Project (2006-2009)

Thinking with Images, Thinking with Words

Debates about how people think can lead to angry, emotional stand-offs as people defend what they regard as crucial aspects of their identities. Across a wide range of fields, some scholars maintain that human thought is verbal by nature; for them, an idea that cannot be expressed in words is not developed or coherent. Others, from the arts and humanities as well as the natural sciences, insist that images can be thoughts, offering their own experiences as evidence. Since examples of visual and verbal thinking are so often personal, both visually and verbally oriented individuals have had trouble convincing others of the validity of their thought styles.

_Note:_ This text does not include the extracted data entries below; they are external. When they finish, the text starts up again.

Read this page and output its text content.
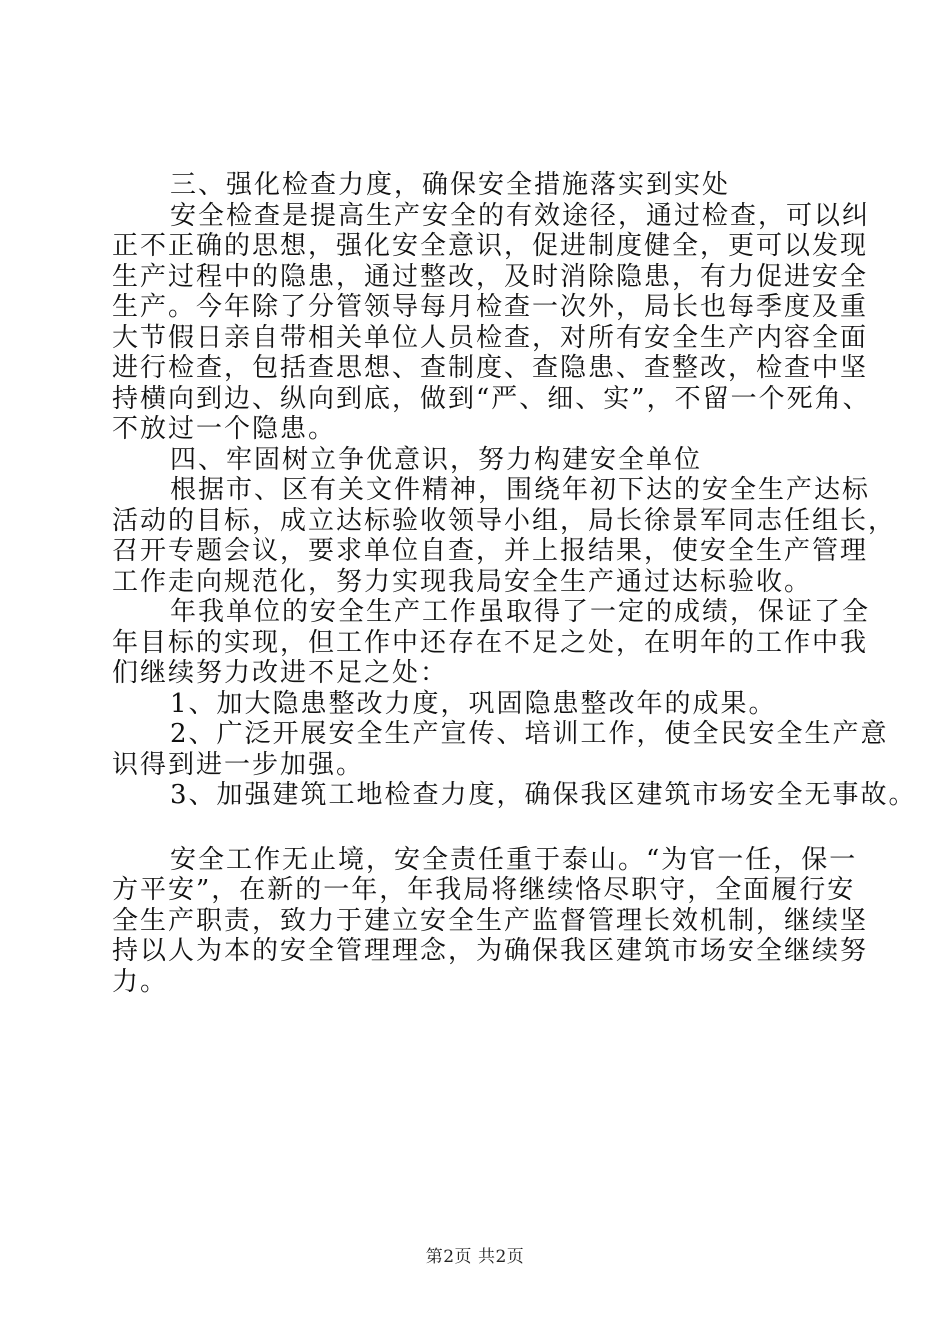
三、强化检查力度，确保安全措施落实到实处
安全检查是提高生产安全的有效途径，通过检查，可以纠
正不正确的思想，强化安全意识，促进制度健全，更可以发现
生产过程中的隐患，通过整改，及时消除隐患，有力促进安全
生产。今年除了分管领导每月检查一次外，局长也每季度及重
大节假日亲自带相关单位人员检查，对所有安全生产内容全面
进行检查，包括查思想、查制度、查隐患、查整改，检查中坚
持横向到边、纵向到底，做到“严、细、实”，不留一个死角、
不放过一个隐患。
四、牢固树立争优意识，努力构建安全单位
根据市、区有关文件精神，围绕年初下达的安全生产达标
活动的目标，成立达标验收领导小组，局长徐景军同志任组长，
召开专题会议，要求单位自查，并上报结果，使安全生产管理
工作走向规范化，努力实现我局安全生产通过达标验收。
年我单位的安全生产工作虽取得了一定的成绩，保证了全
年目标的实现，但工作中还存在不足之处，在明年的工作中我
们继续努力改进不足之处：
1、加大隐患整改力度，巩固隐患整改年的成果。
2、广泛开展安全生产宣传、培训工作，使全民安全生产意
识得到进一步加强。
3、加强建筑工地检查力度，确保我区建筑市场安全无事故。
安全工作无止境，安全责任重于泰山。“为官一任，保一
方平安”，在新的一年，年我局将继续恪尽职守，全面履行安
全生产职责，致力于建立安全生产监督管理长效机制，继续坚
持以人为本的安全管理理念，为确保我区建筑市场安全继续努
力。
第2页 共2页
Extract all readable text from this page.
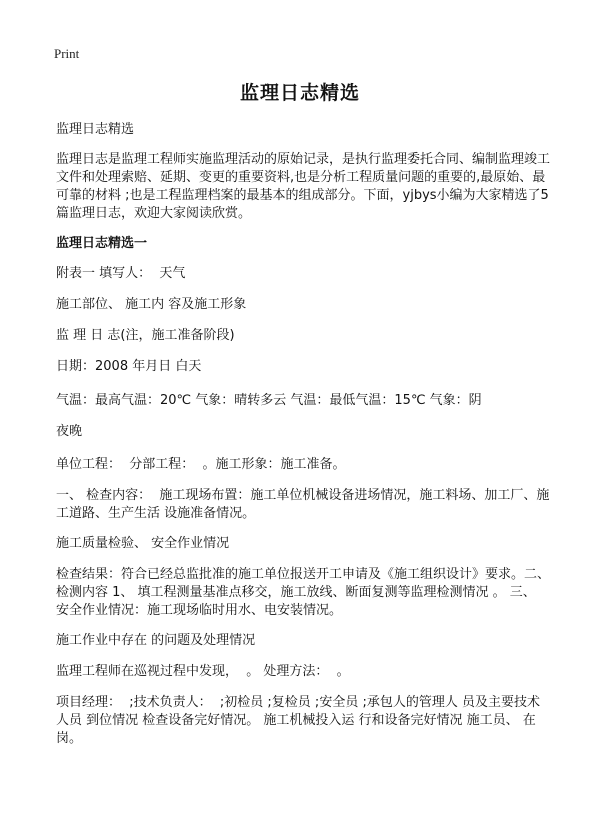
Print
监理日志精选

监理日志精选

监理日志是监理工程师实施监理活动的原始记录，是执行监理委托合同、编制监理竣工文件和处理索赔、延期、变更的重要资料,也是分析工程质量问题的重要的,最原始、最可靠的材料 ;也是工程监理档案的最基本的组成部分。下面，yjbys小编为大家精选了5篇监理日志，欢迎大家阅读欣赏。

监理日志精选一

附表一 填写人：  天气

施工部位、 施工内 容及施工形象

监 理 日 志(注，施工准备阶段)

日期：2008 年月日 白天

气温：最高气温：20℃ 气象：晴转多云 气温：最低气温：15℃ 气象：阴

夜晚

单位工程：  分部工程：  。施工形象：施工准备。

一、 检查内容：  施工现场布置：施工单位机械设备进场情况，施工料场、加工厂、施工道路、生产生活 设施准备情况。

施工质量检验、 安全作业情况

检查结果：符合已经总监批准的施工单位报送开工申请及《施工组织设计》要求。二、 检测内容 1、 填工程测量基准点移交，施工放线、断面复测等监理检测情况 。 三、 安全作业情况：施工现场临时用水、电安装情况。

施工作业中存在 的问题及处理情况

监理工程师在巡视过程中发现，  。 处理方法：  。

项目经理：  ;技术负责人：  ;初检员 ;复检员 ;安全员 ;承包人的管理人 员及主要技术人员 到位情况 检查设备完好情况。 施工机械投入运 行和设备完好情况 施工员、 在岗。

This multidisciplinary project brought together some of the latest findings of neuroscientists, cognitive scientists, psychologists, philosophers, linguists, and literary scholars on the visual and verbal aspects of human thought. The “soul” of the project, however, was qualitative research: interviews with scientists, artists, designers, and other innovative individuals across a wide variety of fields. Interviewees were asked, for instance, how they learn, what interests them, how they have “gotten” one of the best ideas they ever had, how their thought styles have worked to their advantage and disadvantage, and what they believe that thought is—at least, in their own minds.

The project argued that individuals vary enormously in their thought styles, but that people harm themselves when they classify themselves as visual or verbal “types.” Besides revealing how differently people can think, this research is suggesting that mental development never ceases and that, rather than following their “natural” inclinations, many successful individuals have built careers by entering the fields that most greatly challenge them.